Pour Eldon Starlight, ouvrier amérindien sur le retour, ce temps-là a eu lieu, mais il est révolu. Il agonise d’avoir trop bu, trop fuit. Squelettique, mais fier, rongé par les remords comme par la maladie, il convoque son fils Franck, dont il ne s’est jamais occupé. Ses dernières volontés sont simples : être conduit dans la montagne pour y mourir et y être enterré « comme un guerrier ».

 

Le jeune accepte à contrecœur et s’en suit une chevauchée du dernier espoir qui nous remue les tripes aussi sûrement qu’un torrent dévale la montagne. Eldon y racontera ses souvenirs pour tenter de livrer un bout de sa vie à son fils comme héritage, de combler des manques grands comme des gouffres. Franck, s’il sait faire face à un jeune ours qui les charge, ne sait que faire de l’amour de ce père qui l’a tant déçu.
 

À la lueur des feux de camp se joueront bien des duels entre ces deux hommes à la peau d’écorce. Les dialogues arides de cette épopée intimiste sont d’ailleurs sa grande réussite. On ouvre la bouche comme on dégaine et on parle pour faire mouche. Pourtant, derrière cette constance de la rudesse, Richard Wagamese réussit à nous livrer des sentiments poignants, confondants, aussi brutalement nus qu’une peinture rupestre découverte dans une clairière.
 

[Extrait] Les étoiles s'éteignent à l'aube de Richard Wagamese  
 

Les Étoiles s’éteignent à l’aube est un grand roman, marquant, qui écorche et qui répare tout à la fois. On en garde le souvenir près de soi comme un talisman.

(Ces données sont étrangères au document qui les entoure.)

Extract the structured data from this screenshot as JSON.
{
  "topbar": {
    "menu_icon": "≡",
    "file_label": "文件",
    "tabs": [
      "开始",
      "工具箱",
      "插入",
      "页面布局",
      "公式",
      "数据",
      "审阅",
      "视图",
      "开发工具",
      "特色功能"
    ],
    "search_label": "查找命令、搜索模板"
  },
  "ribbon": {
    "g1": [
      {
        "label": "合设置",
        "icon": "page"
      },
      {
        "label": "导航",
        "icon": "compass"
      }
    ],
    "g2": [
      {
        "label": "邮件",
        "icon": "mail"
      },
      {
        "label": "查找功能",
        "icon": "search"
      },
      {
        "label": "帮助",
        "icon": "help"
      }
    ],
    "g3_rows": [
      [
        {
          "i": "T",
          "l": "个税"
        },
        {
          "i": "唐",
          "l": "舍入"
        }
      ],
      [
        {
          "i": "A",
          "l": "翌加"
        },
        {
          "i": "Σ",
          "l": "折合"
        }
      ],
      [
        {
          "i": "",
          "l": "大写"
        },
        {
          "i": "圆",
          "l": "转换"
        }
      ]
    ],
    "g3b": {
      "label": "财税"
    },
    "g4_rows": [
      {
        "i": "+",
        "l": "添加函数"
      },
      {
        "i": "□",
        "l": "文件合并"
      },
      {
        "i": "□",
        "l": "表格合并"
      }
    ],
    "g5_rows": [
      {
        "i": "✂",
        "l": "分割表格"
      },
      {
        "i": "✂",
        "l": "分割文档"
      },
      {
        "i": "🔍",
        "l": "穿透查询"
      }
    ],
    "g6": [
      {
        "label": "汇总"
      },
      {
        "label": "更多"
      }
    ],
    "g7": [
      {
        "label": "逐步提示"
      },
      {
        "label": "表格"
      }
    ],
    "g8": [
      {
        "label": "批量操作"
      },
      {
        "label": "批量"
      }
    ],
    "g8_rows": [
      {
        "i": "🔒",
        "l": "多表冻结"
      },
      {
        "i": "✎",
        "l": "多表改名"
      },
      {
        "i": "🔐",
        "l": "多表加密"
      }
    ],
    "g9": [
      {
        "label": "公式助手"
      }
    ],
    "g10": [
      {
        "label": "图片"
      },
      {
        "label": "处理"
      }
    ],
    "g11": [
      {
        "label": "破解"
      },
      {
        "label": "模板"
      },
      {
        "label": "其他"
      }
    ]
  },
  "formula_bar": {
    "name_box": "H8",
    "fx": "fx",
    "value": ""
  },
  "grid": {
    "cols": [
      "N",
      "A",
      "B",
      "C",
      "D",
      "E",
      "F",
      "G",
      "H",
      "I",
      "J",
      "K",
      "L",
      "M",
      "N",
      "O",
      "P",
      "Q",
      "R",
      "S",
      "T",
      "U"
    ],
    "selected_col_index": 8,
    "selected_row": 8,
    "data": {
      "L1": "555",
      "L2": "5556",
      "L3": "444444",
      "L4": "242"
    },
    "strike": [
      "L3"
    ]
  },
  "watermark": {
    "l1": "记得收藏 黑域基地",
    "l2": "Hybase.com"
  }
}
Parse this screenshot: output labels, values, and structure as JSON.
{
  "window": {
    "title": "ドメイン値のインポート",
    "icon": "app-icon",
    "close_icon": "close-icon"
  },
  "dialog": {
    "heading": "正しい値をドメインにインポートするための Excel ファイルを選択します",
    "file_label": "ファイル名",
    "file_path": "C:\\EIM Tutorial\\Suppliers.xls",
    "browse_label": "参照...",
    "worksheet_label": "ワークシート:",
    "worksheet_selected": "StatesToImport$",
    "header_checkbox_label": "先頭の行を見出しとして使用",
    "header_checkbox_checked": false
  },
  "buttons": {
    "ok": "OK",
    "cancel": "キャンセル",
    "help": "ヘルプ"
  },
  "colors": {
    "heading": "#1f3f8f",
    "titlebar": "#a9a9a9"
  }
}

Peut-être aurait-il d’ailleurs mérité qu’on lui conserve son titre original : Medecine walk .

 

Guillaume Bourain,
Les Saisons (La Rochelle)

Les Etoiles s’éteignent à l’aube

Richard Wagamese
traduction Christine Raguet

Editions Zoé

9 782 889 273 300

en partenariat avec le réseau Initiales


Pour approfondir

Editeur : Zoe
Genre :
Total pages : 286
Traducteur : christine raguet
ISBN : 9782889273300

Les Etoiles s'éteignent à l'aube

de Richard Wagamese

Franklin Starlight a tout juste seize ans lorsqu’Eldon, son père ravagé par l’alcool, le convoque à son chevet et lui demande de l’emmener au cœur de la montagne, là où, traditionnellement, on enterre les guerriers. Au cours de leur voyage, le fils affronte un jeune grizzly, ramène poisson ou gibier et construit des abris contre la pluie, tandis qu’Eldon lui raconte comment il a rencontré l’amour de sa vie, pourquoi il a sombré dans l’alcool et d’où vient leur patronyme qui évoque les temps indiens immémoriaux. Pendant ce périple, père et fils répondent, chacun à sa manière, à leur besoin d’apaisement identitaire. Ce roman au style brut et aux dialogues taiseux est un allé simple pour les terres sauvages du centre du Canada. Richard Wagamese appartient à la nation ojibwé. Il est le premier lauréat indigène d’un prix de journalisme national canadien et est régulièrement récompensé pour ses travaux. Il vit actuellement à Kamloops, en Colombie britannique. Les Étoiles s’éteignent le matin est son premier roman traduit en français.